“That’s right. They’re good friends—most who work here get pretty tight, you know. I run a happy place. Hey, Bo, give Liza a tag, ask her to come in and talk to these officers. Save you time,” he said to Eve. “She just lives a couple blocks away, and she’s worried sick. We all are.”
“We appreciate that.”
“I don’t know what we can tell you that we haven’t told the other cops. I’ve gone over that night again and again, trying to see something. I’m not always in the front of the house, but I spend most of my time out here once things get hopping. Anna and Liza left together, right around one. We close at one on Wednesdays—midweek, slower business. Since they live close, and I like knowing neither of them walk it alone that time of night, I try to mesh their schedules.”
“Did you see them leave?”
“I saw Anna right before. It was raining, so I asked if she had an umbrella. She just gave me a poke, said how she wouldn’t melt. She had her walking shoes on.”
“Walking shoes?”
“The girls wear heels and short skirts—better tips.” He gave a shrug. “That’s the way it is. A lot of them keep the work shoes here, in the back, change into them when they come in, out of them when they clock out. She had on her walking shoes, the little skirt. It wasn’t a hard rain, so I didn’t push it.”
He ran a hand over his smooth dome. “I keep thinking, if I had, if she’d had a damn umbrella, she maybe could’ve used it to beat him off or something.”
“Him?”
Those worried eyes met Eve’s. “Somebody grabbed her. I know it in my gut. Someone like Anna—happy, steady—they don’t just up and go, leave everything. Somebody’s got her.”
“Would she have gotten in a vehicle with someone, willingly?”
“Anna? No, just no. She’s friendly, personable, but not stupid, right?”
“Someone she knew? ‘Hey, Anna, how about a lift home? It’s raining.’”
“I don’t think so, and I’ve thought that one around, too. She only had a few blocks left after Liza turned off. She had a routine on work nights. Walk home, get in her jams—pajamas—pull out her bed, and watch a little screen to wind down. She’d say how she’d be conked in about twenty after the wind-down most nights. She’d say how she loved this place, loved hanging and working and singing and being, but after, she needed her little nest and her quiet time.”
“Getting in a vehicle with somebody puts off the nest and the quiet.”
“Yeah, so I don’t think she would.”
Eve ran him through, and when Liza rushed in, did the same.

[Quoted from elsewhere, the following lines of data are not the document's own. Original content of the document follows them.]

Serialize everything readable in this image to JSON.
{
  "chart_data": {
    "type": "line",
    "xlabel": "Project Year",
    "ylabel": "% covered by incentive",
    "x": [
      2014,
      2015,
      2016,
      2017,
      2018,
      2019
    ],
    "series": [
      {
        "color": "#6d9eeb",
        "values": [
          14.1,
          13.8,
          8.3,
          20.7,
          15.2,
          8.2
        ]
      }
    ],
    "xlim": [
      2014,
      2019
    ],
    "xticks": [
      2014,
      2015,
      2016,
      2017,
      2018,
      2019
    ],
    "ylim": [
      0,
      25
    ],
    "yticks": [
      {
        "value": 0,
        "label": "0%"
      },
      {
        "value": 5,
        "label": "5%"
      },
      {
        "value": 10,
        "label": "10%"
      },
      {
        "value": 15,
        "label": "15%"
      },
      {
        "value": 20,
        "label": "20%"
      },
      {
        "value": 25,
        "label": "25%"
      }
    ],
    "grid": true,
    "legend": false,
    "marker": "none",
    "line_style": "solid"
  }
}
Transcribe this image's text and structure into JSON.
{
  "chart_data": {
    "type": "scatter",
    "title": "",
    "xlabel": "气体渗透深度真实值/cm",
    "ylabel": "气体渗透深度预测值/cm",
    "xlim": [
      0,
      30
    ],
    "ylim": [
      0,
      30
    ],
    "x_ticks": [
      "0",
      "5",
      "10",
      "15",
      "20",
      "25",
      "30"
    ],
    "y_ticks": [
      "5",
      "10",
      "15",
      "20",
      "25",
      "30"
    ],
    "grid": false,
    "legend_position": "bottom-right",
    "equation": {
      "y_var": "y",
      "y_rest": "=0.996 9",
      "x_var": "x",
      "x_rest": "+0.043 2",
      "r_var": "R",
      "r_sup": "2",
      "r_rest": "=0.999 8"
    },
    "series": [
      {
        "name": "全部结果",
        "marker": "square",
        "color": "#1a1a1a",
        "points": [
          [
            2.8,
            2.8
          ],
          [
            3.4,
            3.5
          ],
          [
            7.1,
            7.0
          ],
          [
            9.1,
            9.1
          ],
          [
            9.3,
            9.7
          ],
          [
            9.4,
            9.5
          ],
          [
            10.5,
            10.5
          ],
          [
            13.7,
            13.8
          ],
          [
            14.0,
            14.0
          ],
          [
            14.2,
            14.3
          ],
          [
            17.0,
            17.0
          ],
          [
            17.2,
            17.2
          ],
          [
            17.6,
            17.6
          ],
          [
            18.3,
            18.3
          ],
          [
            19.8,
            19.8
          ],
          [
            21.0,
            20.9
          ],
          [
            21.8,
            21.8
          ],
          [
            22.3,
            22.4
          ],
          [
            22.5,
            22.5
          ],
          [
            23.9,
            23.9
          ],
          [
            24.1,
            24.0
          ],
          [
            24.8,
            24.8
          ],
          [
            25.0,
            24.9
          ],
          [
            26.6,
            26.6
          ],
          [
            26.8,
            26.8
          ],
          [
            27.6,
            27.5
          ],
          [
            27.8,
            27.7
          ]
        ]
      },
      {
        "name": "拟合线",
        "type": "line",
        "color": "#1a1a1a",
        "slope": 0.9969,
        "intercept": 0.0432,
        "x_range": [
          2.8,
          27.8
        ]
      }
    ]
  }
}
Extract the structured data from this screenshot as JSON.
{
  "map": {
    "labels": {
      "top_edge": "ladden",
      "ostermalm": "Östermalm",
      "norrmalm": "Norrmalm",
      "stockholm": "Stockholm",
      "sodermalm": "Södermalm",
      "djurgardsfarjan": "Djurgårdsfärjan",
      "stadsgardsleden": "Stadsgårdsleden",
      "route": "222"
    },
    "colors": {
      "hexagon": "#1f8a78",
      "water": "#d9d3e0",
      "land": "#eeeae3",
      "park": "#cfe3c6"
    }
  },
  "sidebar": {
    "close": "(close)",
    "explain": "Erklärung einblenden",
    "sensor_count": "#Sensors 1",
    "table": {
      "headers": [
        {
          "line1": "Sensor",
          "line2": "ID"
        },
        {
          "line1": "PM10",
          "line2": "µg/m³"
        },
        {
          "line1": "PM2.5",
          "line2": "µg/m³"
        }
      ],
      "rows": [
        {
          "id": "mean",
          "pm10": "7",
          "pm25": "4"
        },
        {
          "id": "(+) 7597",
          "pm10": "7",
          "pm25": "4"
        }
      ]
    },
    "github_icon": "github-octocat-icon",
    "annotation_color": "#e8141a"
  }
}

It gave her a good picture of the missing woman, and a very bad feeling.
“If it was a mugging,” she began as she and Peabody started to walk the route, “a rape, a combo of those, her body would’ve turned up by now. That’s high probability.”
“The rain gave him more cover,” Peabody put in. “Maybe another reason he didn’t wait to grab her. But if he had two at the same time? That’s two to control, two to feed.”
“He’s got to have the space. Maybe he wanted two so they could compete, so he could judge which was the right one, or better one.” Eve shook her head, paused at the point where Liza would have separated, walked her own way home.
“Liza’s taller, more muscular. A yard of dark hair, mixed race. Wouldn’t fit for him. Anna Hobe? You can see why Mike had that flash moment when Lauren Elder’s photo popped on-screen. They’re a type. Slim, young blondes. It’s not going to be a coincidence two slim, young blondes who work nights at a bar and walk home late went missing within days of each other.”
“He’s got her.”
“And within walking distance of each other. Yeah, a solid hike, but only about six blocks.
“This is his hunting ground.” Eve stopped again a half block from Hobe’s building. “Here’s a good spot to park, to wait. Between the streetlights, in the rain. Her head’s down, she’s walking fast. Maybe bash her, but a quick-acting drug—quick jab—that’s easier, cleaner. Has to be quick. She’s what—a hundred and fifteen pounds? So bundle her into the vehicle and drive away. But then you’ve got to get an unconscious woman out of the vehicle and into your place.”
“You’d want privacy if you could get it.”
“A garage maybe,” Eve said as they walked again. “I can’t see driving her out of the city to hold her, then back in to dump her. Adds risk. Nothing strikes me as the behavior of a risk taker. It’s need and it’s anger, but he doesn’t want to be caught. He’s not after the thrill.”